XiXiDu 21 Jan 2012 10:14 UTC
0 points

A Friendly AI, optimising itself, must ensure that it remains Friendly after the modification;

Isn’t this also true for unfriendly AI? Any AI has to ensure that improved versions of itself are friendly with respect to its initial values. So for each modification, or successor, it has to find a proof that it will not only respect its values but that it will do so in a way that more effectively maximizes expected utility.
- RolfAndreassen 21 Jan 2012 21:50 UTC
  3 points
  Parent
  Ah no. Friendliness is a special category of AIs, and as such is more restrictive: No AI can be Friendly whose output changes under optimisation, but an Unfriendly AI is still Unfriendly if its output changes.
- timtyler 21 Jan 2012 22:50 UTC
  0 points
  Parent
  Not really. For example, you could have a “sloppy” superintelligence that traded short term gain over the future of the universe by giving it a short planning horizon.

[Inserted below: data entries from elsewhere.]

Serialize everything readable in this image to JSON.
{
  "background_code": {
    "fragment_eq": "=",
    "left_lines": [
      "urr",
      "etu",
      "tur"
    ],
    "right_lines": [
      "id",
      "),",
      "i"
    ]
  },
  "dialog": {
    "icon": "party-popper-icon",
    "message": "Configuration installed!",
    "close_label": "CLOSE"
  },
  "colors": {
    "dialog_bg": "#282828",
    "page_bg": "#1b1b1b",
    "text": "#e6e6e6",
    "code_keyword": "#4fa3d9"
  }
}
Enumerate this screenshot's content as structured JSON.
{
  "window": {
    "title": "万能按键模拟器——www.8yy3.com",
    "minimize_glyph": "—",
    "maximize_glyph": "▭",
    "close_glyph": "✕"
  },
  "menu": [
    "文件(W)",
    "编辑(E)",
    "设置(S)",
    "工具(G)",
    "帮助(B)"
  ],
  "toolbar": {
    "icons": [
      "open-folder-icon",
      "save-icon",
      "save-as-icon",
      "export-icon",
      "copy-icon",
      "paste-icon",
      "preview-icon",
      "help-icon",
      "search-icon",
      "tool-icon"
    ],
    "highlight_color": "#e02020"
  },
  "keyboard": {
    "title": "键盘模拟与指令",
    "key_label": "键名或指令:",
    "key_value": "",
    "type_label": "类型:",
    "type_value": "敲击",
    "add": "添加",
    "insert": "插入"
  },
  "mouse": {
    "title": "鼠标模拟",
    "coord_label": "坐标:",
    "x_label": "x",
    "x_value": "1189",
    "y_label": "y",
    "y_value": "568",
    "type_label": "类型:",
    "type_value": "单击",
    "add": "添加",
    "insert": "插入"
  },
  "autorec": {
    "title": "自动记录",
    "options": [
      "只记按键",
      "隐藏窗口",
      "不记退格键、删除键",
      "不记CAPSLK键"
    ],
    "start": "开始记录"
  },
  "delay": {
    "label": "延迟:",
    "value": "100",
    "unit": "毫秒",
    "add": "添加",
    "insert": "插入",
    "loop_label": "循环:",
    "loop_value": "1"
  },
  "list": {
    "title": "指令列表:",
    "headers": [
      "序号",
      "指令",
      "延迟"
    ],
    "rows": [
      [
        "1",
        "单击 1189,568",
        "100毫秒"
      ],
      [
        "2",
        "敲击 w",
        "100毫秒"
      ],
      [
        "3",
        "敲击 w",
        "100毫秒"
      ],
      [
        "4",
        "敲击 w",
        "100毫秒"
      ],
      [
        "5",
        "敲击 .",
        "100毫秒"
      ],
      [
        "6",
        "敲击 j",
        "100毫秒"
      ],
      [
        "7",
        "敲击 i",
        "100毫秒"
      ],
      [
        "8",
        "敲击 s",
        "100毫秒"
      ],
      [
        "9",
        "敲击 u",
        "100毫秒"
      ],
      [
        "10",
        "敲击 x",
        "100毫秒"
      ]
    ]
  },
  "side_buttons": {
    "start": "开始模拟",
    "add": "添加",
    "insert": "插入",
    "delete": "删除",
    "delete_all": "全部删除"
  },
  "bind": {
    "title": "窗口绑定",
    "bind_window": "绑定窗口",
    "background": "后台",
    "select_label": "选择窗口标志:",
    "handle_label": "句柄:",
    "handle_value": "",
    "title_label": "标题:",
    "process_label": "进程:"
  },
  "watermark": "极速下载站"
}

- TheOtherDave 21 Jan 2012 18:19 UTC
  0 points
  Parent
  The phrase “has to” is a little confusing here. Sure, any AI that doesn’t reliably preserve its value structure under self-modification risks destroying value when it self-modifies. But something can be an AI without preserving its value structure, just like we can be NIs without preserving our value structures.